Samoloty odladza się we Wrocławiu jesienią, zimą, a bywa że i wczesną wiosną. W tym sezonie pierwsze odladzanie maszyny miało miejsce 7 października. Od tego czasu na terenie Portu Lotniczego we Wrocławiu przeprowadzono ten proces już kilkadziesiąt razy. Cała operacja trwa kilka minut i wykonywana jest na specjalnej, przeznaczonej do tego płycie.
- O odladzaniu decyduje pilot, posługując się specjalną tabelą warunków. To algorytmy, które uwzględniają m.in. czynniki takie jak: oblodzenie samolotu, panujące warunki atmosferyczne czy też temperatura paliwa w skrzydłach. Na podstawie analizy tabeli warunków kapitan podejmuje decyzję czy odladzanie jest konieczne, jeśli tak, to jakie powinno być między innymi stężenie płynu do odladzania - tłumaczą przedstawiciele wrocławskiego lotniska.
Z odladzania często korzystają samoloty, które "nocują" we Wrocławiu przed pierwszym, porannym rejsem. Czasem zabieg trzeba wykonać w ciągu dnia. Na przykład wtedy kiedy pada marznący śnieg.

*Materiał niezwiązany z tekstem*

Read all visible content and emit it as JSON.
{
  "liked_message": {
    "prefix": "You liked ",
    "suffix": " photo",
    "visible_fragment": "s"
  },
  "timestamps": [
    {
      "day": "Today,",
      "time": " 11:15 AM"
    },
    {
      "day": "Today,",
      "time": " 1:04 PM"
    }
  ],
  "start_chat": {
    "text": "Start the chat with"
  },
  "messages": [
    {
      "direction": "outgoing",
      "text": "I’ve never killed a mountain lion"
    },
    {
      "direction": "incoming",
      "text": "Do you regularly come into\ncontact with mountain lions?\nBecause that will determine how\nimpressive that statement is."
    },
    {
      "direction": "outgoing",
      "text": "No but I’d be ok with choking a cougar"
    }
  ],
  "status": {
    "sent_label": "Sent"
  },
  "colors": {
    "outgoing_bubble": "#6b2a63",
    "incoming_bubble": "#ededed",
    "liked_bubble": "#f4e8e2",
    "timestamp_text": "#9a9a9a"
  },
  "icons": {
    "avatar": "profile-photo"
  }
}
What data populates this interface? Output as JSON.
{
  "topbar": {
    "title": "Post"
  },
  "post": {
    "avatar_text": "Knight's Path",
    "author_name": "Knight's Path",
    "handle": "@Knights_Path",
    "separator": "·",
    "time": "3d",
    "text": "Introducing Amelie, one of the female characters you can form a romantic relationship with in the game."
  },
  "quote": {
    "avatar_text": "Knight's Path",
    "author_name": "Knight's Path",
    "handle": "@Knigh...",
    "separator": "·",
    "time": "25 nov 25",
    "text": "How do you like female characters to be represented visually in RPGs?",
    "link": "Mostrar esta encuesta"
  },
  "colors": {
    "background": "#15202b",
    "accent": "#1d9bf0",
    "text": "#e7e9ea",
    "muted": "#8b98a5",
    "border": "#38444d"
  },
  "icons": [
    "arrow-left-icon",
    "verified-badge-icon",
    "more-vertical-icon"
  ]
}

Jak wygląda odladzanie samolotu?
- Wykwalifikowane służby lotniska, dysponujące specjalnymi pojazdami, polewają samolot pod ciśnieniem mieszaniną rozgrzanego płynu. Są to woda i glikol o temperaturze minimum 65˚C. Proporcje tych substancjizmieniają się w zależności od panujących warunków atmosferycznych - wyjaśniają przedstawiciele lotniska.